Little Luxuries in Portugal's Alentejo
Luxury can mean access to things that a casual tourist might not get, or even know existed: hotel rooms inside a castellated village, a well-connected local guide or a table in a little restaurant that only locals know.

So it is with tiny hilltop Marvao, overlooking the Spanish frontier from a rock-bound pinnacle in Portugal. We are there as I write from a room in the little pousada inside the walls. Portugal has created these up-scale government-supported inns in former convents, castles -- and in this case -- a row of three venerable homes on a narrow lane inside the walls of a town completely ringed by defensive walls.

Our room is average-sized, not lavish, but well adapted to its new life as an inn. The furniture is hand-crafted and the floors have Arriaolas rugs.

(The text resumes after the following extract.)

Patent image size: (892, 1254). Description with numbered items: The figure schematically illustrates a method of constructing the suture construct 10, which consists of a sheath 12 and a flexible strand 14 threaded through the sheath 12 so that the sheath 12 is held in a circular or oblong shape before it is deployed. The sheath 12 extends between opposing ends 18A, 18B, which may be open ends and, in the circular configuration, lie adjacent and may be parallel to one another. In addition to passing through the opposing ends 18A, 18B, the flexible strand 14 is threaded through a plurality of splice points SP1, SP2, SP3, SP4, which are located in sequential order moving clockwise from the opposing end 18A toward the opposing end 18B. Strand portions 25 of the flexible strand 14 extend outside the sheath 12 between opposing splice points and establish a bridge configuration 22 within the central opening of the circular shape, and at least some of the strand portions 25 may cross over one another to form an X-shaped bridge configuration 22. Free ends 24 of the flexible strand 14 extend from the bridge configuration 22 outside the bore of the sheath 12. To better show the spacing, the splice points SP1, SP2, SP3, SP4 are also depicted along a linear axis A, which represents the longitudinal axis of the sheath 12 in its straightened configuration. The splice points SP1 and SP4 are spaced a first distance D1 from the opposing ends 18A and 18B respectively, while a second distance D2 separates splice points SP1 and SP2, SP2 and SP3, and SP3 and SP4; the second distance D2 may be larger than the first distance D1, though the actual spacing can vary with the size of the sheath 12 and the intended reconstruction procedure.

After driving through the gate and into the walled town of Marvao late in the afternoon, we check in and head to the far end of town, where the 13th-century defensive fortress inside yet another ring of heavy stone fortifications rises above the rest of the village on a crag overlooking Spain. It’s an archetypical castle, with well-preserved battlements, towers and thick outer walls to walk.

The low angle of the late afternoon sun turns the old stones a rosy gold color, and casts long shadows over the bright green new-planted fields in the valley below. The day-trippers have left, and we have the castle to ourselves. So we sit at the top of the highest tower and watch the shadows grow even longer as the sun sets.

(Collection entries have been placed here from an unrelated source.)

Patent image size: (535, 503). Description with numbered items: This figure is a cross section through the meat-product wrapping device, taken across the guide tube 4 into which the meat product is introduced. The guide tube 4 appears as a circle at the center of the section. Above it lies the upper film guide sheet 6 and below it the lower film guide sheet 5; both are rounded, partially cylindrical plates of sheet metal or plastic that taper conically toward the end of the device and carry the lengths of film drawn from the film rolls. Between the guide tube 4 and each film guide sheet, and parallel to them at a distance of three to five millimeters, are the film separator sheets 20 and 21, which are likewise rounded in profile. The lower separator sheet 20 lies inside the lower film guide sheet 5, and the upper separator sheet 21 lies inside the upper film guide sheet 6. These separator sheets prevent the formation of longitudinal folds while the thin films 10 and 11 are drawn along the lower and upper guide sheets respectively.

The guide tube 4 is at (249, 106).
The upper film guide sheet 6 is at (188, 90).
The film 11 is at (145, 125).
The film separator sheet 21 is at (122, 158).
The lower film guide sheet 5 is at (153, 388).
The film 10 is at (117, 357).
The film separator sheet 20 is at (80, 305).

The pousada’s dining room overlooks the rooftops of another row of village homes and out over the greening fields to the mountains of the Serra Mamede, and we are shown to a window table (be sure to reserve the table when reserving the room) where we can watch the lights twinkle on below us.

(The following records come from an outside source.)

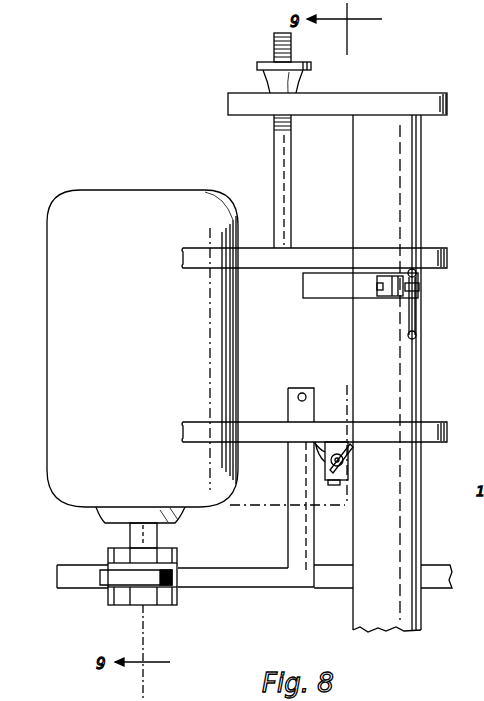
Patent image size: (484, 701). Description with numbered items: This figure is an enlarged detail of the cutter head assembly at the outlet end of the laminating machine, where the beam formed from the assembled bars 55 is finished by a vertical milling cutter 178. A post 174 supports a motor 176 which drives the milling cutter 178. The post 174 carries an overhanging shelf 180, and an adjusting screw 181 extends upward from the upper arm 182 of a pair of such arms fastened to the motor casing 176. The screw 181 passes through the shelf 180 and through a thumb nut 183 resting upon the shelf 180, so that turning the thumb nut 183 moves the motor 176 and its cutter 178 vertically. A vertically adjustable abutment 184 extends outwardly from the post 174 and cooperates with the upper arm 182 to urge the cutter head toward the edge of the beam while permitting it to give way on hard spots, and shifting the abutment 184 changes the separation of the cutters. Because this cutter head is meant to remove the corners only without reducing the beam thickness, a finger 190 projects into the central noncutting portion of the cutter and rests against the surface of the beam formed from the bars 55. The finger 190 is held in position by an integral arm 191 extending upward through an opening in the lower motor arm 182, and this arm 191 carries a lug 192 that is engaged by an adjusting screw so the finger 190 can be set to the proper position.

The bars 55 is at (63, 572).
The post 174 is at (412, 186).
The motor 176 is at (128, 192).
The milling cutter 178 is at (108, 603).
The overhanging shelf 180 is at (334, 97).
The adjusting screw 181 is at (285, 168).
The arm 182 is at (312, 250).
The thumb nut 183 is at (262, 64).
The abutment 184 is at (343, 292).
The finger 190 is at (227, 577).
The arm 191 is at (295, 524).
The lug 192 is at (324, 472).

Pousada dining rooms always feature several dishes based on the local cuisine, and I chose the traditional Caldo Verde soup, then wild boar in a crisp and flavorful coating of herbed cornbread crumbs.

The next morning we meet our guide, Feliz Tavares, whom we had booked through the tourist office to tailor our visit to our special interests in history, and local food. She began with the latter, taking us inside the village’s last traditional bakery to see loaves of bread coming out of the giant oven on 10-foot-long wooden peels.

We would never have found this tiny shop on a back street, since it has no display window and only the single word “padaria” in tiny letters above the door. But Joaquina’s customers know where she is – they come in a steady stream to buy bread as we taste boleima de maca and the other local pastries that she bakes in ovens fired with small brush for a hot, steady fine.

Feliz takes us to the excellent local museum just by the castle gates, even though it is closed on Mondays – a good guide has access to keys. Then we learn about the castle’s history as we tour its towers and even descended into its mammoth cistern, where water was stored.

Before lunch, Feliz stops into the tiny Tasquinhada Te Amelia, where Joao Passarito serves us a sweet cherry wine. Feliz suggests that we eat in nearby Portagem, almost directly under Marvao near a Roman bridge at the Spanish border. The restaurant, O Sever, specializes in local sweets, and we follow her suggestion, ending our lunch of grilled lamb with an assortment of “convent sweets.” She tells us that traditionally in Portugal, nuns baked the sweetest pastries, hence the name. However holy their name, they are sinfully sweet.